My point is this: Everyone around us assumes that you get PTSD through being shot or shot at and by seeing death up close. We learn that there are more ways to get it and we have to train people, even ourselves, that there are many many ways to get this.
As long as I have had this diagnosis, and firmly as I believe I am a sufferer, if I was put in a room full of combat vets, I would feel like I didn't belong. They might feel the same way because I got here by a different route. The same goes in reverse. If I was in a room full of CPTSD sufferers, even though I was aware that there was a huge variation in the way we had all gotten there I would feel like I belonged.

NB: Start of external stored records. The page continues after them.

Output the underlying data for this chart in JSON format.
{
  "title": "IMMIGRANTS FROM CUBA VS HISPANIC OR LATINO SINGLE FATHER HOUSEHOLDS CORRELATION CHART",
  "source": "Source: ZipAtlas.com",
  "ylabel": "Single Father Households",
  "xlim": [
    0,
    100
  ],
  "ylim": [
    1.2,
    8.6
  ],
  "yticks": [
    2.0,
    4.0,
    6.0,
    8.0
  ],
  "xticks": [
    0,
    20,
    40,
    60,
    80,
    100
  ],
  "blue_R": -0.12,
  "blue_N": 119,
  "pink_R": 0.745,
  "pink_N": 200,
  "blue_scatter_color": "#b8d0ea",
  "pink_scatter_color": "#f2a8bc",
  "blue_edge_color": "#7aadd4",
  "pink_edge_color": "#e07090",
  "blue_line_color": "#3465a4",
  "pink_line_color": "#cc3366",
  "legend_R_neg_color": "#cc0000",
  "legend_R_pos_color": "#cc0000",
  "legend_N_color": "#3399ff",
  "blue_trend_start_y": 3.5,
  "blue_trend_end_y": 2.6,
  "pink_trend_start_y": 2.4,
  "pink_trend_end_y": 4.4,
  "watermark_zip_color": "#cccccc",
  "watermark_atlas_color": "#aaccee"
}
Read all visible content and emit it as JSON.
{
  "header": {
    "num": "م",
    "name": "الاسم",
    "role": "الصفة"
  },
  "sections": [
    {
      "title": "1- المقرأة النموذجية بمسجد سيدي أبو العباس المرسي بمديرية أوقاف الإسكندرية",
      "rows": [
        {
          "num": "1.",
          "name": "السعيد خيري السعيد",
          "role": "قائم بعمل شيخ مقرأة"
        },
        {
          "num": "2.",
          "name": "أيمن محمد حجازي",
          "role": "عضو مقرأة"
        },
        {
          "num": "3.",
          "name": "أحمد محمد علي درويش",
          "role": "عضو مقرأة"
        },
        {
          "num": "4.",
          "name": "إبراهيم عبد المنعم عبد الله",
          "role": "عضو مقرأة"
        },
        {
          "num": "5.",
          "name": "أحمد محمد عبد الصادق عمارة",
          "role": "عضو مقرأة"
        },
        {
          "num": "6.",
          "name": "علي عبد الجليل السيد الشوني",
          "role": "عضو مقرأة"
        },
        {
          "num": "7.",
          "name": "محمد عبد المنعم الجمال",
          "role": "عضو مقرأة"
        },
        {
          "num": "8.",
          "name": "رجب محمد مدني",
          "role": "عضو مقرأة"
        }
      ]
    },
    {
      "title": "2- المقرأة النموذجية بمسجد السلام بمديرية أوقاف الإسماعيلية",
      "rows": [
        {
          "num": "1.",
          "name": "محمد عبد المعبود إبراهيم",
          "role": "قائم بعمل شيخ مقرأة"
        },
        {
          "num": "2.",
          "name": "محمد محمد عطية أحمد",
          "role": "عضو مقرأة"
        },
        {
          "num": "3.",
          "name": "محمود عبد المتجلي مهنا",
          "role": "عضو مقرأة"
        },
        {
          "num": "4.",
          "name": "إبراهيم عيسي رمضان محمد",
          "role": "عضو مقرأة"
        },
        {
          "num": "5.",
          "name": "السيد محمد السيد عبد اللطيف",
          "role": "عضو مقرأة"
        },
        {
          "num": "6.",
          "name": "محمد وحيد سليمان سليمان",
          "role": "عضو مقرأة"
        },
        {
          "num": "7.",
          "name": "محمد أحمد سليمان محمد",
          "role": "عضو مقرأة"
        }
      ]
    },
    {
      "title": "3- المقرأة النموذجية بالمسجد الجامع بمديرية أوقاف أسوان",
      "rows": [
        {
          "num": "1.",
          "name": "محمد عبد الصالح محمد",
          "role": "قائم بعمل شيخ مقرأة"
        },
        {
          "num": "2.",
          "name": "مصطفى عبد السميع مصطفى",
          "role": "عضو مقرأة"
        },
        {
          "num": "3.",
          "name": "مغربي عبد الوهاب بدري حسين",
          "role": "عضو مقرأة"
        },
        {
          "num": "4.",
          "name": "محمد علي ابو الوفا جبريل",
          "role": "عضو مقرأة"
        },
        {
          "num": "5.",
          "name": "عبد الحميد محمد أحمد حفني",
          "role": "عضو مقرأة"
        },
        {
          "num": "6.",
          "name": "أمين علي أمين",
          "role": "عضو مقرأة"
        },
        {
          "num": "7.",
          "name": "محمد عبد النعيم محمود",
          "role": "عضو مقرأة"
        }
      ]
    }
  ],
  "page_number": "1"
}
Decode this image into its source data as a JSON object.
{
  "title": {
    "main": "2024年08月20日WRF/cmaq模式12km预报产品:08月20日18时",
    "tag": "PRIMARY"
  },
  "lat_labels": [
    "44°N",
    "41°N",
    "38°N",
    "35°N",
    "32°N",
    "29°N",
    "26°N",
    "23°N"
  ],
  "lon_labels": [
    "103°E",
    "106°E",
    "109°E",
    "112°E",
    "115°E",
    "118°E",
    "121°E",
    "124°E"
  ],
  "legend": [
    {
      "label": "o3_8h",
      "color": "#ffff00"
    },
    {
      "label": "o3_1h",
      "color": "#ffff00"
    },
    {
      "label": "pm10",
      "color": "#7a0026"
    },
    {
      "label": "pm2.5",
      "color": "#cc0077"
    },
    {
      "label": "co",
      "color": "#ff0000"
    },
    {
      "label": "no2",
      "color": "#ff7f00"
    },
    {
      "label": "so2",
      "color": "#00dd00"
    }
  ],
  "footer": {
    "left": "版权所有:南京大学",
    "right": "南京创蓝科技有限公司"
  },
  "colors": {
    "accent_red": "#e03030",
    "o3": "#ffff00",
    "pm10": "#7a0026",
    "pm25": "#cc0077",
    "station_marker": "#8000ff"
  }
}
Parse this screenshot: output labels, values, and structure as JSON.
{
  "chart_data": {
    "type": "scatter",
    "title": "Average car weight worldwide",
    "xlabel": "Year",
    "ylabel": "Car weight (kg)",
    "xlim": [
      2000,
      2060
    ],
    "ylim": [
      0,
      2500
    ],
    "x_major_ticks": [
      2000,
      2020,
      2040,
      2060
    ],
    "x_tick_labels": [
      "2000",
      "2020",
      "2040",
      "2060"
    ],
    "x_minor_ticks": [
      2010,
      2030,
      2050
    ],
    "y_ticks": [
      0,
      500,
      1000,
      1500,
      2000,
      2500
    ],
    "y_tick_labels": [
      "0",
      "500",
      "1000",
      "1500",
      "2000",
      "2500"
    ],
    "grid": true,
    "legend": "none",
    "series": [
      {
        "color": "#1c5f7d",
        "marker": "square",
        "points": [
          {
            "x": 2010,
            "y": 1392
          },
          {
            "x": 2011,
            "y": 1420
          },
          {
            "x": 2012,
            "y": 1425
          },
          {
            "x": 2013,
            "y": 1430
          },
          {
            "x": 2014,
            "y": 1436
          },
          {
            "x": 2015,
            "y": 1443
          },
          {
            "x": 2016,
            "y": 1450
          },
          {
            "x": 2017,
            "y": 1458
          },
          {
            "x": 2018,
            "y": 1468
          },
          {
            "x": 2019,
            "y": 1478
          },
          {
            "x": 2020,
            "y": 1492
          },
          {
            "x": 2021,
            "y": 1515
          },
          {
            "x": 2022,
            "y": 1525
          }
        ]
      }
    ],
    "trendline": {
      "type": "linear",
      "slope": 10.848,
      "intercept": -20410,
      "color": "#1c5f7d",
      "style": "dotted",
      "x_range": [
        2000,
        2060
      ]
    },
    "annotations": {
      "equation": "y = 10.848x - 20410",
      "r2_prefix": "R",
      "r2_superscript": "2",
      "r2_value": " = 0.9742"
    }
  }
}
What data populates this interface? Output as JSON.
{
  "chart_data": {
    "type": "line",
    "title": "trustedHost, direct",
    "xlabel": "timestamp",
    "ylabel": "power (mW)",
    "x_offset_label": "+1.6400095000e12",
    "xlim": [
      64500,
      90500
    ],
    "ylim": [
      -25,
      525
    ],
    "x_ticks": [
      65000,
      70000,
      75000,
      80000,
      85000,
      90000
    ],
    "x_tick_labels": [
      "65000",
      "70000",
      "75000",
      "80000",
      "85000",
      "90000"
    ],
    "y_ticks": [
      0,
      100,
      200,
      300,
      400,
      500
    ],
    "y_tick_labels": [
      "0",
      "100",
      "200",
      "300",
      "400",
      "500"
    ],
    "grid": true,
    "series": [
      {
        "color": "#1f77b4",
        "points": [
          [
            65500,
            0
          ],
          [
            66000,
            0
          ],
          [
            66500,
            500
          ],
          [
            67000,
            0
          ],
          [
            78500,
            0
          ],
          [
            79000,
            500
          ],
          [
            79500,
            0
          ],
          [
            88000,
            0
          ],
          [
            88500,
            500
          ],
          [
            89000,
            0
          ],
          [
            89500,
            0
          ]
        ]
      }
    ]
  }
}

And a combat vet might feel like she or he didn't.
If only there was a beyond doubt binary yes-no test like my hep C tests for this, we could all get a membership card and never feel like it didn't belong to us. Instead, we have to accept it as an opinion of someone that has seen it before and learn all we can about it, and accept that there will always be a lingering whisper of the unknown and unprovable that seems to get us all at some point.
I don't think that doubting our diagnosis makes us anything but human. I trust my psych, I know why and how I got it, and I accept that others got it another way that is no more or less validating than my own. I don't worry about the first glancing blow thoughts that I don't really have it, because I know that a longer look has shown me time and time again that I belong here, I have it.